Fair warning, this is not the most efficient, and it can take a while to run on big projects (we have around 16 000 strings in CiviCRM).
For reference:
https://github.com/civicrm/l10n/blob/master/bin/find-similar-strings.php
And since SO doesn't like links as answers, more details here:
#!/usr/bin/php
<?php
/**
* Reads from STDIN and finds similar-looking strings.
*
* Usage:
* cat *.pot | ../bin/find-similar-strings.php
*
* Context:
* http://forum.civicrm.org/index.php/topic,34805.0.html
*/
// Default match threshold is 90% match.
$threshold = (! empty($argv[1]) ? $argv[1] : 90);
// Read all input from stdin.
$src = file_get_contents("php://stdin");
// http://stackoverflow.com/a/1070937/2387700
// Extract all "msgid" strings (they can be multi-line).

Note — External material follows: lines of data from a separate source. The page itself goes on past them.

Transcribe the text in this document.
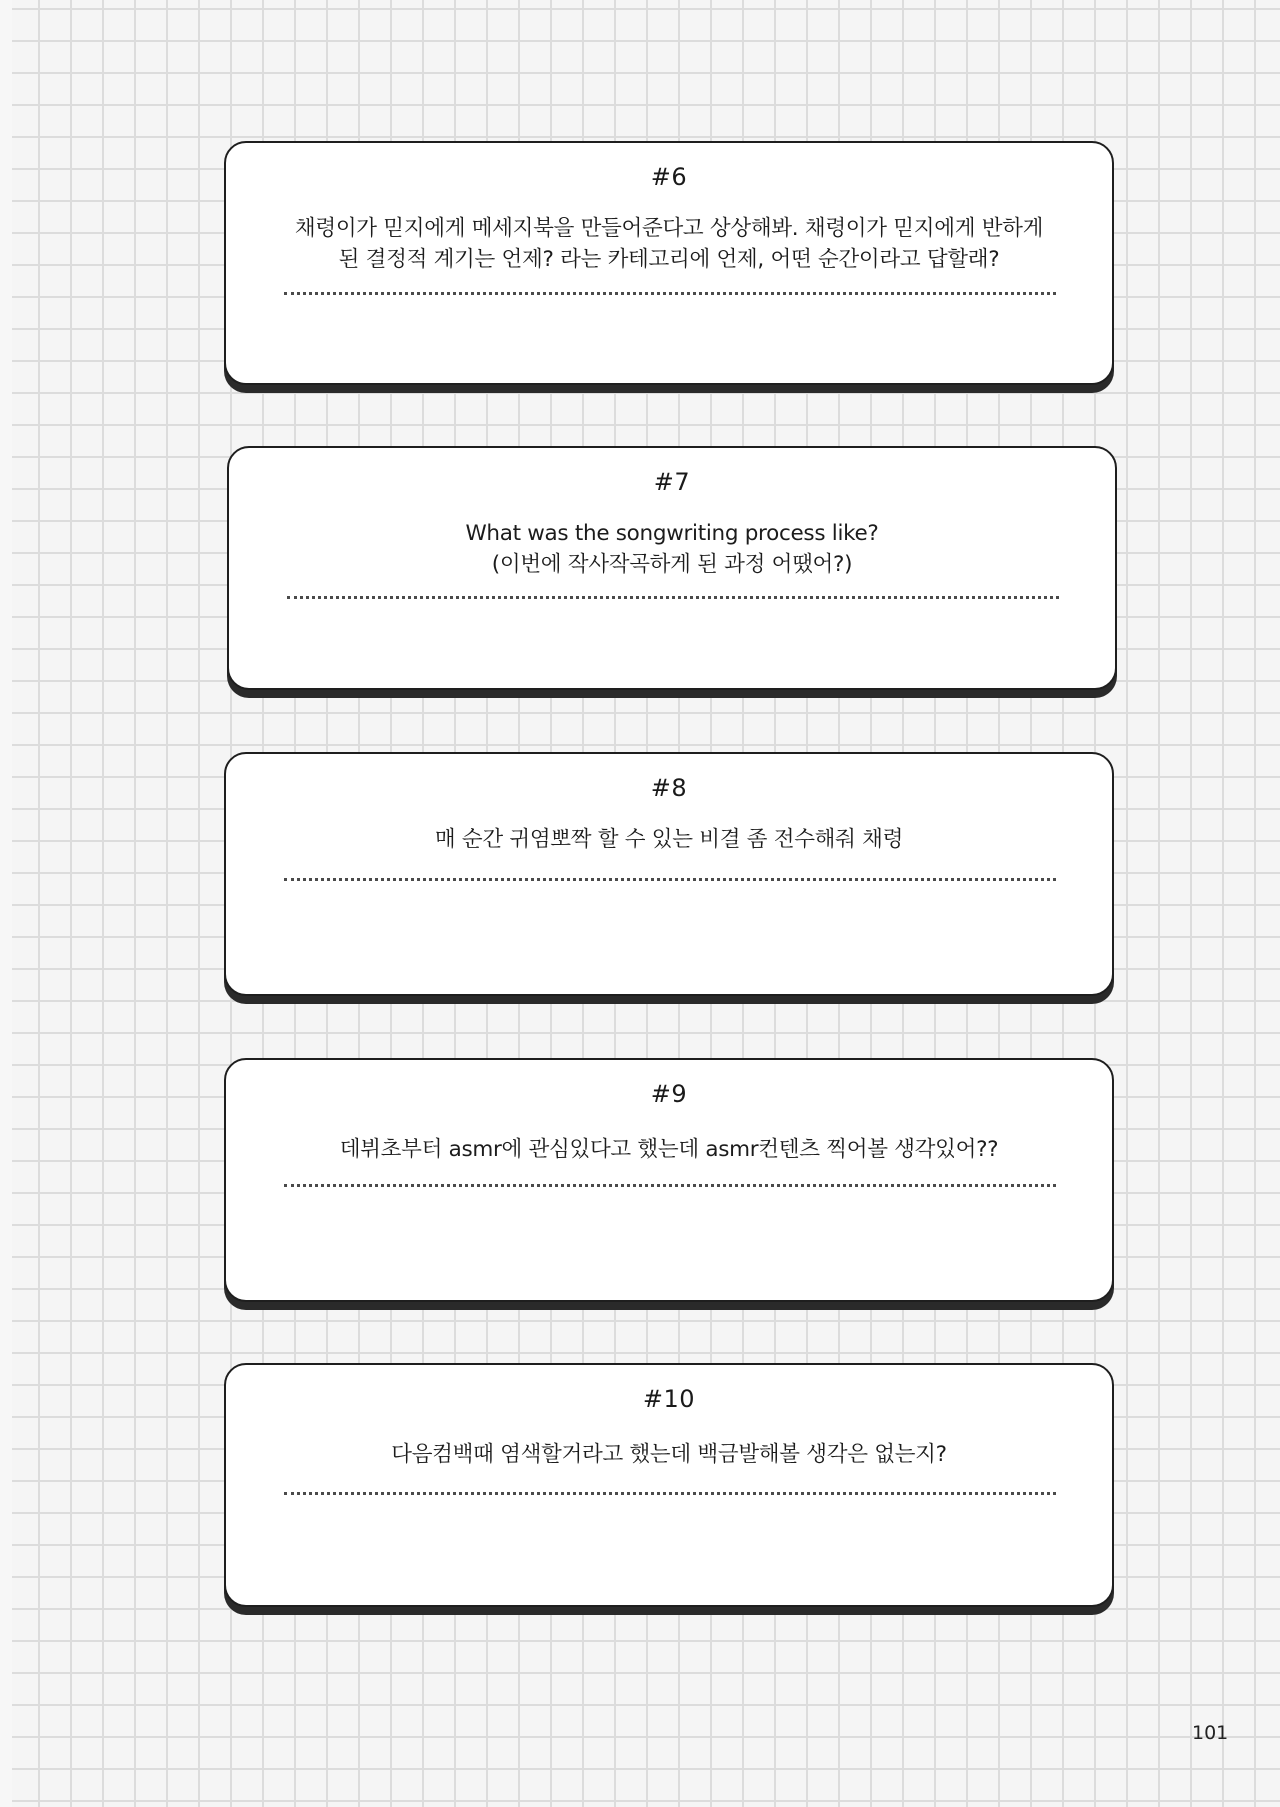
#6
채령이가 믿지에게 메세지북을 만들어준다고 상상해봐. 채령이가 믿지에게 반하게 된 결정적 계기는 언제? 라는 카테고리에 언제, 어떤 순간이라고 답할래?
#7
What was the songwriting process like?
(이번에 작사작곡하게 된 과정 어땠어?)
#8
매 순간 귀염뽀짝 할 수 있는 비결 좀 전수해줘 채령
#9
데뷔초부터 asmr에 관심있다고 했는데 asmr컨텐츠 찍어볼 생각있어??
#10
다음컴백때 염색할거라고 했는데 백금발해볼 생각은 없는지?
101
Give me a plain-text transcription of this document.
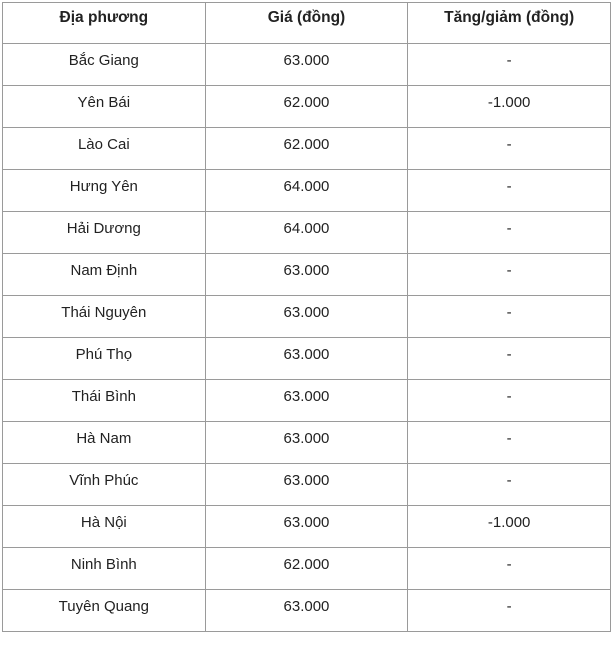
Địa phương	Giá (đồng)	Tăng/giảm (đồng)
Bắc Giang	63.000	-
Yên Bái	62.000	-1.000
Lào Cai	62.000	-
Hưng Yên	64.000	-
Hải Dương	64.000	-
Nam Định	63.000	-
Thái Nguyên	63.000	-
Phú Thọ	63.000	-
Thái Bình	63.000	-
Hà Nam	63.000	-
Vĩnh Phúc	63.000	-
Hà Nội	63.000	-1.000
Ninh Bình	62.000	-
Tuyên Quang	63.000	-
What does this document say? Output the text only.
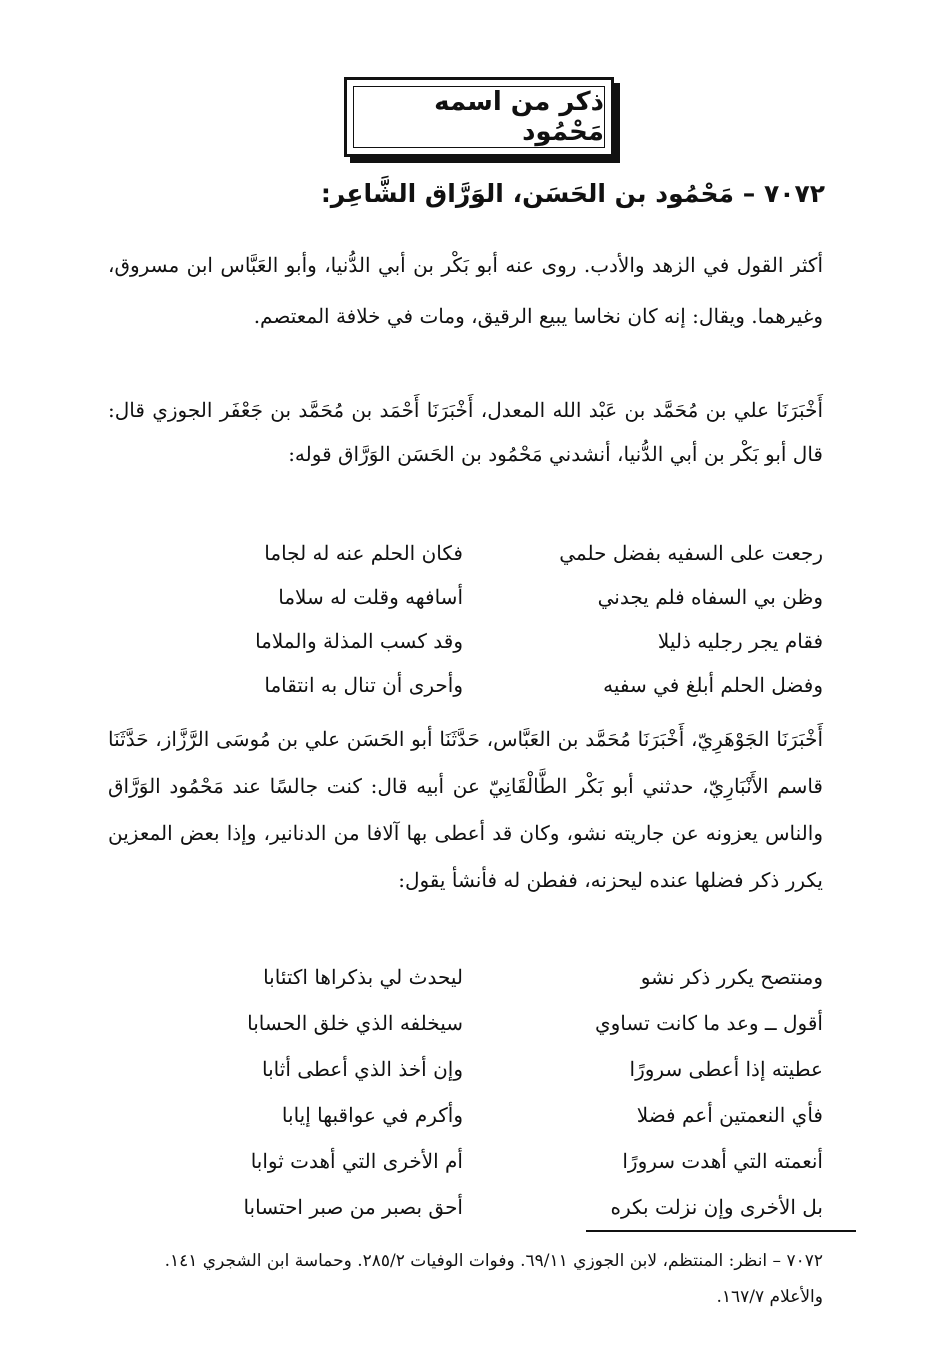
ذكر من اسمه مَحْمُود
٧٠٧٢ – مَحْمُود بن الحَسَن، الوَرَّاق الشَّاعِر:

أكثر القول في الزهد والأدب. روى عنه أبو بَكْر بن أبي الدُّنيا، وأبو العَبَّاس ابن مسروق، وغيرهما. ويقال: إنه كان نخاسا يبيع الرقيق، ومات في خلافة المعتصم.

أَخْبَرَنَا علي بن مُحَمَّد بن عَبْد الله المعدل، أَخْبَرَنَا أَحْمَد بن مُحَمَّد بن جَعْفَر الجوزي قال: قال أبو بَكْر بن أبي الدُّنيا، أنشدني مَحْمُود بن الحَسَن الوَرَّاق قوله:

رجعت على السفيه بفضل حلمي
فكان الحلم عنه له لجاما
وظن بي السفاه فلم يجدني
أسافهه وقلت له سلاما
فقام يجر رجليه ذليلا
وقد كسب المذلة والملاما
وفضل الحلم أبلغ في سفيه
وأحرى أن تنال به انتقاما

أَخْبَرَنَا الجَوْهَرِيّ، أَخْبَرَنَا مُحَمَّد بن العَبَّاس، حَدَّثَنَا أبو الحَسَن علي بن مُوسَى الرَّزَّاز، حَدَّثَنَا قاسم الأَنْبَارِيّ، حدثني أبو بَكْر الطَّالْقَانِيّ عن أبيه قال: كنت جالسًا عند مَحْمُود الوَرَّاق والناس يعزونه عن جاريته نشو، وكان قد أعطى بها آلافا من الدنانير، وإذا بعض المعزين يكرر ذكر فضلها عنده ليحزنه، ففطن له فأنشأ يقول:

ومنتصح يكرر ذكر نشو
ليحدث لي بذكراها اكتئابا
أقول ــ وعد ما كانت تساوي
سيخلفه الذي خلق الحسابا
عطيته إذا أعطى سرورًا
وإن أخذ الذي أعطى أثابا
فأي النعمتين أعم فضلا
وأكرم في عواقبها إيابا
أنعمته التي أهدت سرورًا
أم الأخرى التي أهدت ثوابا
بل الأخرى وإن نزلت بكره
أحق بصبر من صبر احتسابا

٧٠٧٢ – انظر: المنتظم، لابن الجوزي ٦٩/١١. وفوات الوفيات ٢٨٥/٢. وحماسة ابن الشجري ١٤١.

والأعلام ١٦٧/٧.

preg_match_all('/msgid\s+\"([^\"]*)\"/', $src, $matches);
$msgids = $matches[1];
// Sort the strings alphabetically, to make them easier to compare.
// sort($msgids);
foreach ($msgids as $key1 => $msgid1) {
foreach ($msgids as $key2 => $msgid2) {
$percent = 0;
if ($msgid1 && $msgid2 && $msgid1 != $msgid2) {
if (similar_text($msgid1, $msgid2, $percent)) {
if ($percent > $threshold) {
$percent = (int) $percent;
echo "$msgid1 [$percent %]\n";
echo "$msgid2 \n\n";
}
}
}
}
// To avoid going through the strings twice, we unset the string
// si that the inner-loop goes faster.
unset($msgids[$key1]);
}
This will load the .pot file (source strings, but I guess you could run it on a .po file as well), and loop through all the strings one by one.
I was hesitating to sort the strings alphabetically, but I find more than a few instances where strings had an incorrect space prepended to them, typo, etc.
Another possible improvement would be to first check for the length of the string, and skip strings that are of very different lengths.